Ich weiß nur noch das ich angefangen hab sehr große Mengen an Luft ein zu Atmen, und das schnell, viel zu schnell.

Gleichzeitig hatte ich aber das Gefühl ich würde Ersticken, ich hatte das Gefühl ich würde jede Sekunde wegen des Mangels an Sauerstoff zusammenklappen. Es war grauenhaft. Ich wusste nicht mehr was passiert. Ich hab alles nur nebenbei mitbekommen.

Erst als ich im Krankenwagen saß, hatte ich mich beruhigt. Die Ärztin sagte ich hatte eine Panikattacke. Sie sagte sie habe meine Psychologin angerufen. Die, die ich schon zur Trauerbegleitung hatte. Sie sagte meine Mutter sei ebenfalls auf dem weg.
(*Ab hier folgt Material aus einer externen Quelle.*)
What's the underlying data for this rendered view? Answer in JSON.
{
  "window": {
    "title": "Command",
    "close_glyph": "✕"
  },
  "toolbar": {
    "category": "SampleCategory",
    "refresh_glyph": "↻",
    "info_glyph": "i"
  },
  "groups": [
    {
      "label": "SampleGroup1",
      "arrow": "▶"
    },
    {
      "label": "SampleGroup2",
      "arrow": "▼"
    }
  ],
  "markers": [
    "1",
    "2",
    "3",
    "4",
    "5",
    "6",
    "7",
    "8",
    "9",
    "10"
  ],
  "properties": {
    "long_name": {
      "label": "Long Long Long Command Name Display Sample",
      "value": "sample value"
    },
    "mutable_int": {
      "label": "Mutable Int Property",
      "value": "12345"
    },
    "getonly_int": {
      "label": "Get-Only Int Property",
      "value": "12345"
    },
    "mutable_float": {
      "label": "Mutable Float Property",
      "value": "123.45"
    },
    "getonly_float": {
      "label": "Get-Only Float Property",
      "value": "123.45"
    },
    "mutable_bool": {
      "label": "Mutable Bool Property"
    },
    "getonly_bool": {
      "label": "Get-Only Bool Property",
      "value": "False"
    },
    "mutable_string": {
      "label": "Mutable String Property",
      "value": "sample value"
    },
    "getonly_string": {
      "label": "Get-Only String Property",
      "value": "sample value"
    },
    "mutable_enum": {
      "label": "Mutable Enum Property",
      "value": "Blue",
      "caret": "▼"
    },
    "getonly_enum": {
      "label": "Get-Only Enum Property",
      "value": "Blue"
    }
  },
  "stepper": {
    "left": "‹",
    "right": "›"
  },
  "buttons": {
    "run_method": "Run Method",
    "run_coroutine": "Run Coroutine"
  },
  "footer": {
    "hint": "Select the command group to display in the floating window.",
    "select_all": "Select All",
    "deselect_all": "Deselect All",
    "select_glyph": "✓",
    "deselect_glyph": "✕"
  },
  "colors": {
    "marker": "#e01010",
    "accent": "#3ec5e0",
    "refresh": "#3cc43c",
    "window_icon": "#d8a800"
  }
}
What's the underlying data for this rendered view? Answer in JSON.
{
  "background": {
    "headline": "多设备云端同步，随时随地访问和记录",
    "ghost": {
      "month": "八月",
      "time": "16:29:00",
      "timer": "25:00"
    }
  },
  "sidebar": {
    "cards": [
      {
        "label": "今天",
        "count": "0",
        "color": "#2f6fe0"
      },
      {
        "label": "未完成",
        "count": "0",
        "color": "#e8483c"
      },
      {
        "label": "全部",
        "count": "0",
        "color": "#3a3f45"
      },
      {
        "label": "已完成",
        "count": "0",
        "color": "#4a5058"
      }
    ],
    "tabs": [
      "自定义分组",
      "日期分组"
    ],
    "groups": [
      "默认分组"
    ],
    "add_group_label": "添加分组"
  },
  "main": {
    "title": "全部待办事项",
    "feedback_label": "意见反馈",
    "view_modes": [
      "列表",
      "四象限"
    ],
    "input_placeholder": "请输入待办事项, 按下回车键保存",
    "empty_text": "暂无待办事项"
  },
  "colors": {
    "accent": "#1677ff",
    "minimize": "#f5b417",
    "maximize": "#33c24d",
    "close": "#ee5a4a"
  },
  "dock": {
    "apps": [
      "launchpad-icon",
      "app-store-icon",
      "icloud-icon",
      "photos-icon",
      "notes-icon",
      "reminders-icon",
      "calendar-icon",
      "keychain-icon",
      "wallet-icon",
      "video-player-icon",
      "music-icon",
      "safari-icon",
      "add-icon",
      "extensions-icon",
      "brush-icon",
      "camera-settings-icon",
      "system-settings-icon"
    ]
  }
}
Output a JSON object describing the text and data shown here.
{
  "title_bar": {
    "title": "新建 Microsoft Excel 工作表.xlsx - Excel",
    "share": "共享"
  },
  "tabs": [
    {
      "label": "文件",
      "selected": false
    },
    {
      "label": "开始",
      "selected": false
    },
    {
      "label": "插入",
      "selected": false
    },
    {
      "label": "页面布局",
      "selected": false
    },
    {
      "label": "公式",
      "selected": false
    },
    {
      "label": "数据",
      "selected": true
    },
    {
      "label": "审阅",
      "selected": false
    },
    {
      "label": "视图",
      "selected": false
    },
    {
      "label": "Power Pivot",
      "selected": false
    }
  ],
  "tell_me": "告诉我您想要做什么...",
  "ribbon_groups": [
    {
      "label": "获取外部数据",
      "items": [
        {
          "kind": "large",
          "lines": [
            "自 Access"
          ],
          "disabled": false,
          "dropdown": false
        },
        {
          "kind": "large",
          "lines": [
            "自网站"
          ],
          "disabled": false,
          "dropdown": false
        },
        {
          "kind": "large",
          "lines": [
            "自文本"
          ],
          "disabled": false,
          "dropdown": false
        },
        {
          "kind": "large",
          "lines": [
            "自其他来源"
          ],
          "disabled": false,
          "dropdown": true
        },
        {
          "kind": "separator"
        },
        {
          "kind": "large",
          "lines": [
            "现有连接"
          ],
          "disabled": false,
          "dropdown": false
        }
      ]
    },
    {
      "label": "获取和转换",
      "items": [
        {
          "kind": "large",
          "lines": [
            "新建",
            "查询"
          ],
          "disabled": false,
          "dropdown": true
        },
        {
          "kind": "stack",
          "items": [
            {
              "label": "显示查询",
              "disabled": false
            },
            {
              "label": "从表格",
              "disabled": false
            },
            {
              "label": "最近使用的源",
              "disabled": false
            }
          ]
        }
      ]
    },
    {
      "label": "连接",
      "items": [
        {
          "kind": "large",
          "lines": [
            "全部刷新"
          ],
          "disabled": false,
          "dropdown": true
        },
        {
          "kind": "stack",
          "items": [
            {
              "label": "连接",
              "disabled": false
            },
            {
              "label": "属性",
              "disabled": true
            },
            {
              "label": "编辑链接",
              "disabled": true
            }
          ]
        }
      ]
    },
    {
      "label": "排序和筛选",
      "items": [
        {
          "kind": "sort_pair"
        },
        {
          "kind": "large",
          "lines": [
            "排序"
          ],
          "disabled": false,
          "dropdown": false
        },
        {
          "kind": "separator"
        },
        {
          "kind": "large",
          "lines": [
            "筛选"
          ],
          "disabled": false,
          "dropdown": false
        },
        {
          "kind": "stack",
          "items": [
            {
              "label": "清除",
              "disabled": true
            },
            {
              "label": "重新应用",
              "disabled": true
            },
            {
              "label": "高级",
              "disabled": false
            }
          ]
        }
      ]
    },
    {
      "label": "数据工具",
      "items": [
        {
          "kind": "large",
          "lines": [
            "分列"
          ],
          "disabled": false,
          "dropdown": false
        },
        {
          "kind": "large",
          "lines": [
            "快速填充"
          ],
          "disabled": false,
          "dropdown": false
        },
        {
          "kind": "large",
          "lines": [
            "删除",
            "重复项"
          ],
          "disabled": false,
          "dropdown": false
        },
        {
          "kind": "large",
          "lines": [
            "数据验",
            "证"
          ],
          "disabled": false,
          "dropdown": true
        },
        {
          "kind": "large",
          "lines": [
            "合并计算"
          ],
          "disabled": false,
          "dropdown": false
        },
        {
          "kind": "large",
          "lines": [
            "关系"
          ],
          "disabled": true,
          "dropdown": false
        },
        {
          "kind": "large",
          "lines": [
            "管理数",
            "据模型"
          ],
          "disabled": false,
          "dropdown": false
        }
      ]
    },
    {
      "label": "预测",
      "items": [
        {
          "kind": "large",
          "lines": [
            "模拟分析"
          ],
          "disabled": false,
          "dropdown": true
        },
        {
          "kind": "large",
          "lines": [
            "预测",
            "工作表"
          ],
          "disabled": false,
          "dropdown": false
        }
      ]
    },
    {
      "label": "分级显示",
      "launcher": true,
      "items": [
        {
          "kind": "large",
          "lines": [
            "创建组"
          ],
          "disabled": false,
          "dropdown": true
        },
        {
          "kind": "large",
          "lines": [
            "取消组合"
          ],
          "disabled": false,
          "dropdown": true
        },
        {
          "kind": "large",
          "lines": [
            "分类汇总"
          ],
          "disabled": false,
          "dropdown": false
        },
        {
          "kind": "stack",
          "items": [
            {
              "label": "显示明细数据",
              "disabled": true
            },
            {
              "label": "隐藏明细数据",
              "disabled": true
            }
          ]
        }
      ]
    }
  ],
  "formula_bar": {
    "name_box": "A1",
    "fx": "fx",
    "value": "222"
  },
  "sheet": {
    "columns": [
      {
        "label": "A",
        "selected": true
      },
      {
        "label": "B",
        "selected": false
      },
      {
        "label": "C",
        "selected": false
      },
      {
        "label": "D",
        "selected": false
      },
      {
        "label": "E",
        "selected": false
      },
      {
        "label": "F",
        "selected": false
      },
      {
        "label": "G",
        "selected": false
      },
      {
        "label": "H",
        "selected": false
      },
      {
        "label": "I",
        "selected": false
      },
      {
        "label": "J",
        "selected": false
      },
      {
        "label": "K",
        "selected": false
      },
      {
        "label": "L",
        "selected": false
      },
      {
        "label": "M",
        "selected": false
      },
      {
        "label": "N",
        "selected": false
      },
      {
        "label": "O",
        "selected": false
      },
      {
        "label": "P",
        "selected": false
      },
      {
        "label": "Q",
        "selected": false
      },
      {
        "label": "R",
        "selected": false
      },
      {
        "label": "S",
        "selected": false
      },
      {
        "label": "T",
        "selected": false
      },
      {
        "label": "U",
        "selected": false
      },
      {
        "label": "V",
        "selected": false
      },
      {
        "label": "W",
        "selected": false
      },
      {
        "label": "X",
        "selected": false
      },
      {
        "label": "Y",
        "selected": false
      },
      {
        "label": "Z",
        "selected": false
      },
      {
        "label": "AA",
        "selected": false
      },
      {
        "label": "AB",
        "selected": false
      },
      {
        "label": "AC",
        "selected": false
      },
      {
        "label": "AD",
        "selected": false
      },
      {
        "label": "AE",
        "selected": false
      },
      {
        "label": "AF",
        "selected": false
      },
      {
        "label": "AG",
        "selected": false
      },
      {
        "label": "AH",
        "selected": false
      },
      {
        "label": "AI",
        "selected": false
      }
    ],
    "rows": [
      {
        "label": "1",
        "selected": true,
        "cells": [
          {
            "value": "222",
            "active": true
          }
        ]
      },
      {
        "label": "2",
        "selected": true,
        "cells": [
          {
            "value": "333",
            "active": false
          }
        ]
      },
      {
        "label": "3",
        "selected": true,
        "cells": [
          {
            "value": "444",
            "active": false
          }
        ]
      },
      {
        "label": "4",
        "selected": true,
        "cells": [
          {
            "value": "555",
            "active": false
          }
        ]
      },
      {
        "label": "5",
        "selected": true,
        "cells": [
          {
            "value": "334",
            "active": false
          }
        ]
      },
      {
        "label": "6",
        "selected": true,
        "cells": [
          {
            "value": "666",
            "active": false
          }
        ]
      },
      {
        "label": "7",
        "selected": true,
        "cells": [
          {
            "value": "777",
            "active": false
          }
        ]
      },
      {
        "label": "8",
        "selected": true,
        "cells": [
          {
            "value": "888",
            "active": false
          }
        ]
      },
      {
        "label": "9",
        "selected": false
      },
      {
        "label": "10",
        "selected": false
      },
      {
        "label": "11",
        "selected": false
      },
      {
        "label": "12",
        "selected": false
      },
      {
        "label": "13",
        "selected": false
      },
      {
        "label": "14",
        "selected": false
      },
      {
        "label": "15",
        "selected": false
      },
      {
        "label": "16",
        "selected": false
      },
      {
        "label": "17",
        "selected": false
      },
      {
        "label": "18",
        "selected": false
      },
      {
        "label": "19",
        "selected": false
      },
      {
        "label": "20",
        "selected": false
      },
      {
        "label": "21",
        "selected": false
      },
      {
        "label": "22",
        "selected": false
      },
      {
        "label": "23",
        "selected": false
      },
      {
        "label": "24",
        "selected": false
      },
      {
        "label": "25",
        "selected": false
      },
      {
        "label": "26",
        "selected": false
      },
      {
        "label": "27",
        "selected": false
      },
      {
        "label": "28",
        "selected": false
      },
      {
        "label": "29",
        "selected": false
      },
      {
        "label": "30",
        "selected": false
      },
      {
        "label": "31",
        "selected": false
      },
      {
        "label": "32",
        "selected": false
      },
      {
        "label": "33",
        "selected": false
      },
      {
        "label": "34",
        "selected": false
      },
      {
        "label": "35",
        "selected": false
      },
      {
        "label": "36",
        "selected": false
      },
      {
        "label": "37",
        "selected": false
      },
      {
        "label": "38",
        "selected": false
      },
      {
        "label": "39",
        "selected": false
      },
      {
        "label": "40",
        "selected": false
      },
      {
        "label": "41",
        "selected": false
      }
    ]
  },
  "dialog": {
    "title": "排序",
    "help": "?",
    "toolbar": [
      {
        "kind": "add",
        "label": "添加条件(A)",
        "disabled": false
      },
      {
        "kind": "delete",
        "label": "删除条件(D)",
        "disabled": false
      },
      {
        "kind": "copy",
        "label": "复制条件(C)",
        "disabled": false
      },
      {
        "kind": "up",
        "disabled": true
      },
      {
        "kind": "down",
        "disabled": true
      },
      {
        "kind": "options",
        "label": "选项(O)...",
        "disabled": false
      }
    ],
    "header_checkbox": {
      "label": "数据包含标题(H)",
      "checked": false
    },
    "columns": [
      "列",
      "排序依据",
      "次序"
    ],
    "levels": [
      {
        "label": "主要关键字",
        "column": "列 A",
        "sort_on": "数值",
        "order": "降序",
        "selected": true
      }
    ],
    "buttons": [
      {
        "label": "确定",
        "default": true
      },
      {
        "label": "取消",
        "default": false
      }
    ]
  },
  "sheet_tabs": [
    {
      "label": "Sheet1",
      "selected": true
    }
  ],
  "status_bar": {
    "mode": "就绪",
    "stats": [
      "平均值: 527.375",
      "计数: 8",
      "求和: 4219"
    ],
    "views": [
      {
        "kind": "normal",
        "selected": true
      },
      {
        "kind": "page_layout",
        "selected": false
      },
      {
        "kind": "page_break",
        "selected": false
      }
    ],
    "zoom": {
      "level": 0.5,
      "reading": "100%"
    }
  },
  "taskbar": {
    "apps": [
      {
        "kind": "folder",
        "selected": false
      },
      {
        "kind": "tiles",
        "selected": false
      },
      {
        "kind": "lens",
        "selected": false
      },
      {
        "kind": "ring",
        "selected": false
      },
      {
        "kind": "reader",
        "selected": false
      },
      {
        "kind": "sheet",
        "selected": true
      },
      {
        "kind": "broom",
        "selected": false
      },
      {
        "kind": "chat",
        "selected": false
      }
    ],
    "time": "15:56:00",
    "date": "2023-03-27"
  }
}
Ich wollte meine Mutter nicht sehen, sie hat dich nie gemocht, sie würde es nicht verstehen.

Der Junge war ebenfalls dabei. Er fragte mich ob alles okay sei.
Ich wollte nicht mit ihm reden. Ich wollte ihn nicht kennen. Er war eben nicht du.
Ich wartete also einfach. Ich wartete darauf endlich von ihm weg gebracht zu werden, geradewegs zum Psychologen.

Ich vermisse dich.
In ewiger Liebe,
Elara

Sie faltete den Brief zusammen und tat ihn in einen Umschlag. Sie adressierte ihn und ging damit in den Garten. Ihre Psychologin hatte gesagt sie könne mit den Briefen tun was auch immer sie will. Sie traute ihren Eltern nicht besonders also schien das der sicherste Weg.
Sie nahm ein kleines silbernes Feuerzeug raus und hielt die Flamme an den Brief. Ihren Brief an ihn. Ihren Brief an den Himmel.